Openai_ex - OpenAI API client library

restlessronin · November 13, 2023, 1:10pm

I have just published v0.4.1 with

A first cut at adding all the new beta api calls to the user guide.
DALL-E-3 support in the Image endpoint
changes to the FQN for some modules (although I did not bump up the major version)

if there’s anything missing or not working as it should, please file an issue (or better yet, a PR )

restlessronin · November 15, 2023, 2:26pm

Still catching up with the new features.

I just published v0.4.2

Added the Text-To-Speech endpoint
Changed the FQN of the Audio and Image functions to match the equivalent Python functions (and yet, I left the major and minor versions unchanged )
Updated the docs.

subbu · November 17, 2023, 12:26pm

Anybody built on top of the new assistants/threads API yet? What’s the sequence of calls you should be making to get the threads use case working? It’s not linear anymore as it requires you to periodically check if a run is complete. OpenAI can now suggest you to make multiple function_calls and these can be executed in parallel. Is using a GenServer for every thread that keeps track of all this state and acts as a bridge between UI ↔ Phoenix App ↔ OpenAI a good idea?

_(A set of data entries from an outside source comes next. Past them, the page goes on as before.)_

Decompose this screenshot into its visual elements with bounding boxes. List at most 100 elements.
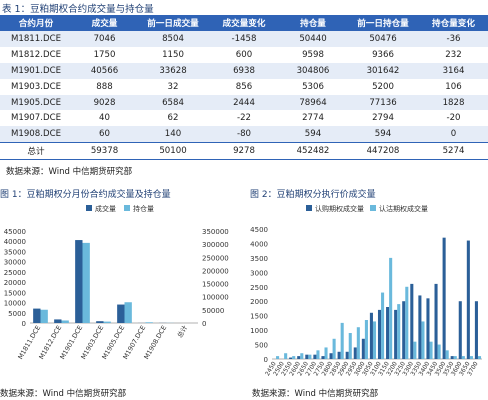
chart-bar [361, 338, 365, 359]
legend-label: 成交量 [95, 204, 116, 213]
y-tick-label: 0 [264, 356, 268, 364]
table-cell: 62 [137, 110, 209, 127]
chart2-svg: 认购期权成交量 认沽期权成交量 0 500 1000 1500 2000 2500 3000 35… [250, 204, 482, 377]
chart-bar [353, 347, 357, 359]
table-cell: 60 [72, 126, 137, 143]
table-cell: 40 [72, 110, 137, 127]
y-tick-label: 3500 [250, 255, 268, 263]
table-row: M1901.DCE 40566 33628 6938 304806 301642 3164 [0, 62, 488, 79]
chart-bar [381, 292, 385, 359]
table-cell: -1458 [209, 31, 279, 47]
table-cell: M1907.DCE [0, 110, 72, 127]
chart-bar [117, 304, 125, 323]
col-header: 持仓量变化 [419, 15, 488, 31]
table-cell: 9278 [209, 142, 279, 161]
table-cell: -80 [209, 126, 279, 143]
table-cell: 50100 [137, 142, 209, 161]
chart-bar [289, 357, 293, 359]
y-tick-label: 0 [22, 320, 26, 328]
table-cell: 7046 [72, 31, 137, 47]
chart-bar [418, 295, 422, 359]
table-total-row: 总计 59378 50100 9278 452482 447208 5274 [0, 142, 488, 161]
figure2-source: 数据来源：Wind 中信期货研究部 [252, 389, 379, 399]
y2-tick-label: 50000 [202, 307, 224, 315]
table-row: M1903.DCE 888 32 856 5306 5200 106 [0, 78, 488, 95]
table-cell: 594 [279, 126, 347, 143]
chart-bar [300, 353, 304, 359]
chart-bar [429, 341, 433, 359]
table-cell: 0 [419, 126, 488, 143]
table-cell: M1908.DCE [0, 126, 72, 143]
legend-swatch [370, 205, 376, 211]
table-cell: -36 [419, 31, 488, 47]
chart-bar [276, 356, 280, 359]
y-tick-label: 2000 [250, 298, 268, 306]
table-cell: 78964 [279, 94, 347, 111]
table-cell: -20 [419, 110, 488, 127]
table-cell: 59378 [72, 142, 137, 161]
chart-bar [305, 354, 309, 359]
chart-bar [426, 298, 430, 359]
chart-bar [434, 283, 438, 359]
table-cell: 1150 [137, 46, 209, 63]
table-row: M1908.DCE 60 140 -80 594 594 0 [0, 126, 488, 143]
chart-bar [33, 308, 41, 323]
chart-bar [389, 257, 393, 359]
table-cell: 106 [419, 78, 488, 95]
chart-bar [324, 347, 328, 359]
table-cell: 232 [419, 46, 488, 63]
y-tick-label: 45000 [4, 228, 26, 236]
chart-bar [421, 321, 425, 359]
chart-bar [477, 356, 482, 359]
chart1-svg: 成交量 持仓量 0 5000 10000 15000 20000 25000 30000 3500… [4, 204, 229, 361]
table-cell: 1750 [72, 46, 137, 63]
table-cell: 2794 [347, 110, 419, 127]
chart-bar [369, 312, 373, 359]
table-cell: 2774 [279, 110, 347, 127]
chart-bar [372, 321, 377, 359]
chart-bar [61, 320, 69, 323]
y-tick-label: 2500 [250, 284, 268, 292]
chart-bar [397, 304, 401, 359]
table-row: M1907.DCE 40 62 -22 2774 2794 -20 [0, 110, 488, 127]
y2-tick-label: 350000 [202, 228, 229, 236]
y-tick-label: 30000 [4, 259, 26, 267]
table-header-row: 合约月份 成交量 前一日成交量 成交量变化 持仓量 前一日持仓量 持仓量变化 [0, 15, 488, 31]
table-cell: M1812.DCE [0, 46, 72, 63]
chart-bar [413, 341, 417, 359]
chart-bar [405, 286, 409, 359]
y2-tick-label: 150000 [202, 281, 229, 289]
table-cell: 9598 [279, 46, 347, 63]
table-row: M1812.DCE 1750 1150 600 9598 9366 232 [0, 46, 488, 63]
table-cell: 304806 [279, 62, 347, 79]
y-tick-label: 5000 [8, 310, 26, 318]
chart-bar [348, 333, 352, 359]
legend-label: 认购期权成交量 [315, 204, 364, 213]
y-tick-label: 15000 [4, 289, 26, 297]
chart-bar [124, 302, 132, 323]
table-row: M1811.DCE 7046 8504 -1458 50440 50476 -36 [0, 31, 488, 47]
chart-bar [54, 319, 62, 323]
col-header: 成交量 [72, 15, 137, 31]
table-cell: 452482 [279, 142, 347, 161]
y-tick-label: 1500 [250, 313, 268, 321]
table-cell: 50476 [347, 31, 419, 47]
y-tick-label: 10000 [4, 300, 26, 308]
table-cell: 77136 [347, 94, 419, 111]
y-tick-label: 40000 [4, 238, 26, 246]
col-header: 合约月份 [0, 15, 72, 31]
chart-bar [442, 237, 446, 359]
table-cell: 2444 [209, 94, 279, 111]
col-header: 前一日成交量 [137, 15, 209, 31]
chart-bar [308, 354, 312, 359]
chart-bar [40, 309, 48, 323]
table-cell: 40566 [72, 62, 137, 79]
chart-bar [466, 240, 470, 359]
y2-tick-label: 200000 [202, 267, 229, 275]
y2-tick-label: 100000 [202, 294, 229, 302]
chart-bar [292, 356, 296, 359]
y-tick-label: 500 [255, 342, 268, 350]
chart-bar [329, 353, 333, 359]
chart-bar [458, 301, 462, 359]
chart-bar [450, 356, 454, 359]
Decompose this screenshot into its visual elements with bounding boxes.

restlessronin · November 21, 2023, 5:49pm

I’ve been hearing good things about the zephyr model created by HF, and was curious whether something that capable could be run locally on my machine.

since there are multiple apps that proxy the openai api to other models (including local models), this seems to be quite straightforward. the only thing that needs to be changed is to parameterize the base_url.

I have done this now with the function OpenaiEx.with_base_url/2 to parameterize the api base URL. I tested it against the llama.cpp-python library and the non-streaming versions of the completion and chat-completion apis worked on the first try. the streaming versions seem to be causing some difficulty still. i will try the streaming calls against another proxy when i get a chance, to check if it’s a bug in the proxy.

my current dev machine is a mac with 8GB and it turns out that’s not enough to run a 7b model as well as a docker dev container (and assorted other apps). i suspect 16 Gb would work.

if anyone wants to try local LLMs via an OpenAI API proxy, please give the library a whirl and let me know what you think.

i have not published this to hex as yet, so the mix entry has to point to the github main branch for now.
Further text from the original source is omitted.